As Lady Macbeth, Sarah Siddons was nearly ravaged by a disapproving audience in 1775; Sybil
Thorndike was almost strangled by a burly actor in 1926; Diana Wynyard sleepwalked off the
rostrum in 1948, falling down 15 feet.
During its 1849 performance at New York's Astor Place, a riot broke out in which 31 people were
trampled to death.
In 1937, when Laurence Olivier took on the role of Macbeth, a 25 pound stage weight crashed
within an inch of him, and his sword which broke onstage flew into the audience and hit a man
who later suffered a heart attack.
In 1934, British actor Malcolm Keen turned mute onstage, and his replacement, Alister Sim, like
Hal Berridge before him, developed a high fever and had to be hospitalized.
In the 1942 Macbeth production headed by John Gielgud, three actors -- Duncan and two witches
-- died, and the costume and set designer committed suicide amidst his devilish Macbeth
creations.
The indestructible Charlton Heston, in an outdoor production in Bermuda in 1953, suffered severe
burns in his groin and leg area from tights that were accidentally soaked in kerosene.
An actor's strike felled Rip Torn's 1970 production in New York City; two fires and seven robberies
plagued the 1971 version starring David Leary; in the 1981 production at Lincoln Center, J.
Kenneth Campbell, who played Macduff, was mugged soon after the play's opening.

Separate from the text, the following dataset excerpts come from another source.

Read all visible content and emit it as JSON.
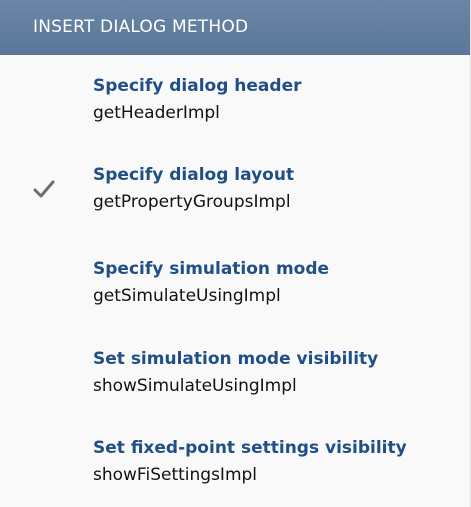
{
  "menu": {
    "header": "INSERT DIALOG METHOD",
    "items": [
      {
        "title": "Specify dialog header",
        "method": "getHeaderImpl",
        "checked": false
      },
      {
        "title": "Specify dialog layout",
        "method": "getPropertyGroupsImpl",
        "checked": true,
        "icon": "checkmark-icon"
      },
      {
        "title": "Specify simulation mode",
        "method": "getSimulateUsingImpl",
        "checked": false
      },
      {
        "title": "Set simulation mode visibility",
        "method": "showSimulateUsingImpl",
        "checked": false
      },
      {
        "title": "Set fixed-point settings visibility",
        "method": "showFiSettingsImpl",
        "checked": false
      }
    ]
  },
  "colors": {
    "header_bg": "#5f7c9f",
    "title_text": "#1f4f86",
    "method_text": "#111111",
    "check": "#6e6e6e"
  }
}
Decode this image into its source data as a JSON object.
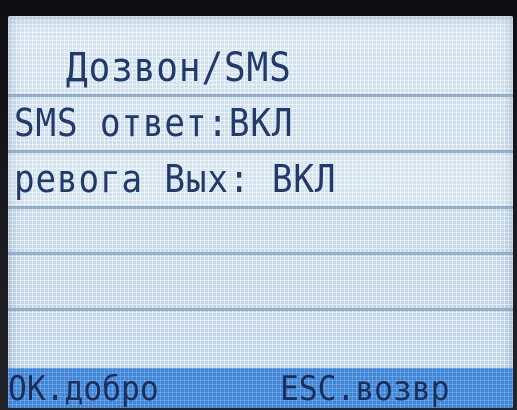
{
  "screen": {
    "title": "Дозвон/SMS",
    "menu_items": [
      {
        "label": "SMS ответ:ВКЛ",
        "selected": false
      },
      {
        "label": "ревога Вых: ВКЛ",
        "selected": true
      },
      {
        "label": "",
        "selected": false
      },
      {
        "label": "",
        "selected": false
      },
      {
        "label": "",
        "selected": false
      }
    ],
    "softkeys": {
      "left": "OK.добро",
      "right": "ESC.возвр"
    },
    "colors": {
      "lcd_background": "#c4d9ea",
      "lcd_text": "#233a68",
      "softkey_bar": "#3f86d8"
    }
  }
}
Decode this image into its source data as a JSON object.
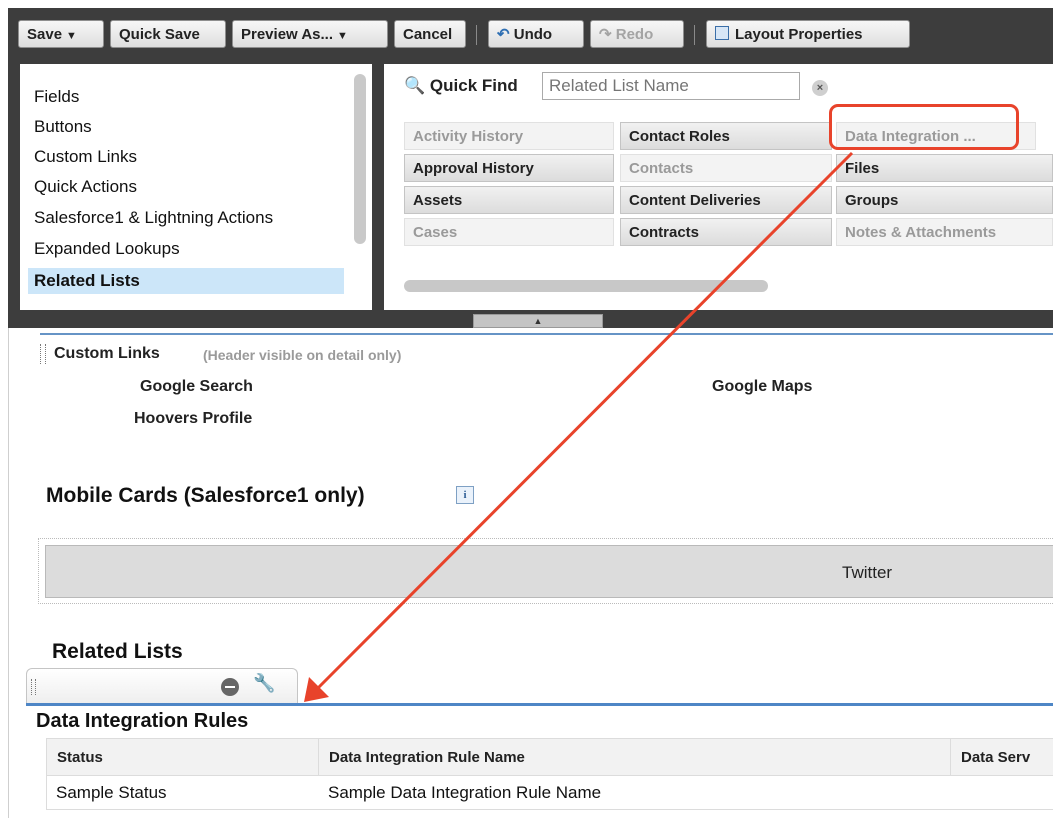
{
  "toolbar": {
    "save": "Save",
    "quick_save": "Quick Save",
    "preview_as": "Preview As...",
    "cancel": "Cancel",
    "undo": "Undo",
    "redo": "Redo",
    "layout_properties": "Layout Properties"
  },
  "palette": {
    "categories": [
      {
        "label": "Fields",
        "selected": false
      },
      {
        "label": "Buttons",
        "selected": false
      },
      {
        "label": "Custom Links",
        "selected": false
      },
      {
        "label": "Quick Actions",
        "selected": false
      },
      {
        "label": "Salesforce1 & Lightning Actions",
        "selected": false
      },
      {
        "label": "Expanded Lookups",
        "selected": false
      },
      {
        "label": "Related Lists",
        "selected": true
      }
    ],
    "quick_find": {
      "label": "Quick Find",
      "placeholder": "Related List Name",
      "clear_icon": "clear-icon"
    },
    "elements": [
      {
        "label": "Activity History",
        "state": "used"
      },
      {
        "label": "Contact Roles",
        "state": "available"
      },
      {
        "label": "Data Integration ...",
        "state": "used"
      },
      {
        "label": "Approval History",
        "state": "available"
      },
      {
        "label": "Contacts",
        "state": "used"
      },
      {
        "label": "Files",
        "state": "available"
      },
      {
        "label": "Assets",
        "state": "available"
      },
      {
        "label": "Content Deliveries",
        "state": "available"
      },
      {
        "label": "Groups",
        "state": "available"
      },
      {
        "label": "Cases",
        "state": "used"
      },
      {
        "label": "Contracts",
        "state": "available"
      },
      {
        "label": "Notes & Attachments",
        "state": "used"
      }
    ]
  },
  "custom_links": {
    "title": "Custom Links",
    "note": "(Header visible on detail only)",
    "links": [
      "Google Search",
      "Google Maps",
      "Hoovers Profile"
    ]
  },
  "mobile_cards": {
    "title": "Mobile Cards (Salesforce1 only)",
    "info_icon": "i",
    "cards": [
      "Twitter"
    ]
  },
  "related_lists": {
    "title": "Related Lists",
    "list_name": "Data Integration Rules",
    "columns": [
      "Status",
      "Data Integration Rule Name",
      "Data Serv"
    ],
    "row": [
      "Sample Status",
      "Sample Data Integration Rule Name",
      ""
    ]
  },
  "colors": {
    "highlight": "#e8432b",
    "section_line": "#4e86c6",
    "selected_category": "#cce6f9"
  }
}
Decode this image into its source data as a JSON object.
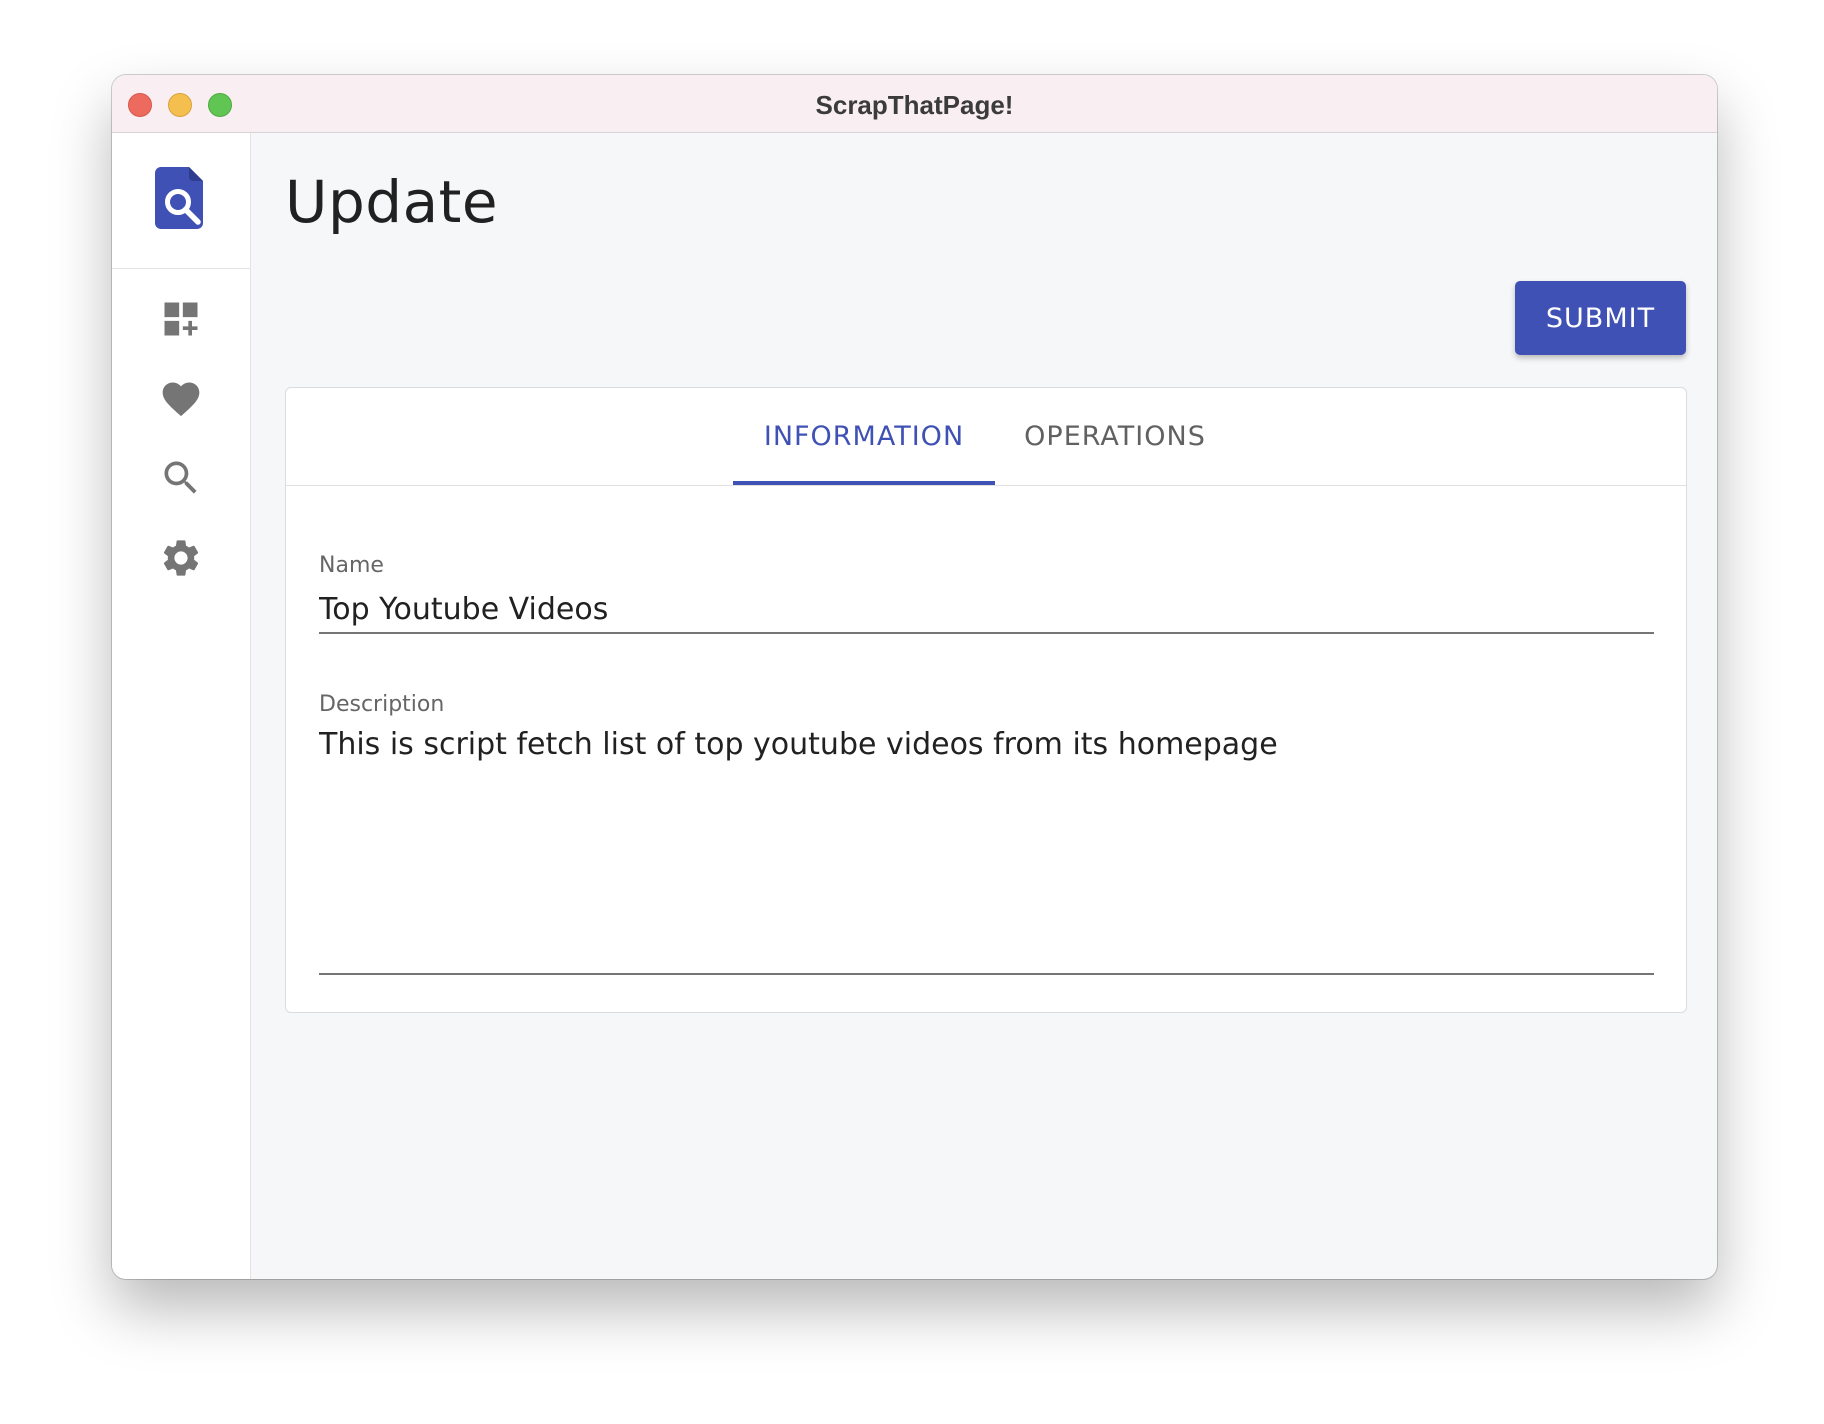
{
  "window": {
    "title": "ScrapThatPage!"
  },
  "sidebar": {
    "logo_icon": "document-search-icon",
    "items": [
      {
        "icon": "dashboard-add-icon",
        "label": "Add Widget"
      },
      {
        "icon": "heart-icon",
        "label": "Favorites"
      },
      {
        "icon": "search-icon",
        "label": "Search"
      },
      {
        "icon": "gear-icon",
        "label": "Settings"
      }
    ]
  },
  "main": {
    "title": "Update",
    "submit_label": "SUBMIT",
    "tabs": [
      {
        "label": "INFORMATION",
        "active": true
      },
      {
        "label": "OPERATIONS",
        "active": false
      }
    ],
    "form": {
      "name_label": "Name",
      "name_value": "Top Youtube Videos",
      "description_label": "Description",
      "description_value": "This is script fetch list of top youtube videos from its homepage"
    }
  },
  "colors": {
    "primary": "#3f51b5",
    "icon_gray": "#757575",
    "background": "#f6f7f9",
    "titlebar": "#f9eef1"
  }
}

Some more practical facts about
Macbeth Superstitions
The play is very dark, both figuratively and literally. Accidents were
bound to happen.
Macbeth was often the last performance of traveling theatre
companies in the 19th century because it was a popular, and usually
profitable, play and could bring in big bucks. Unfortunately, many of
these companies were already too far in debt to be saved by one
good production.
The fight scenes require broadswords, not the wimpy little epees
used in most Shakespeare plays. Again, accidents are bound to
happen.
Shakespeare, in an effort to be authentic, may have accidentally
included some real curses in those he created for the Weird Sisters.
Ok, that fact is not super practical but it is fun.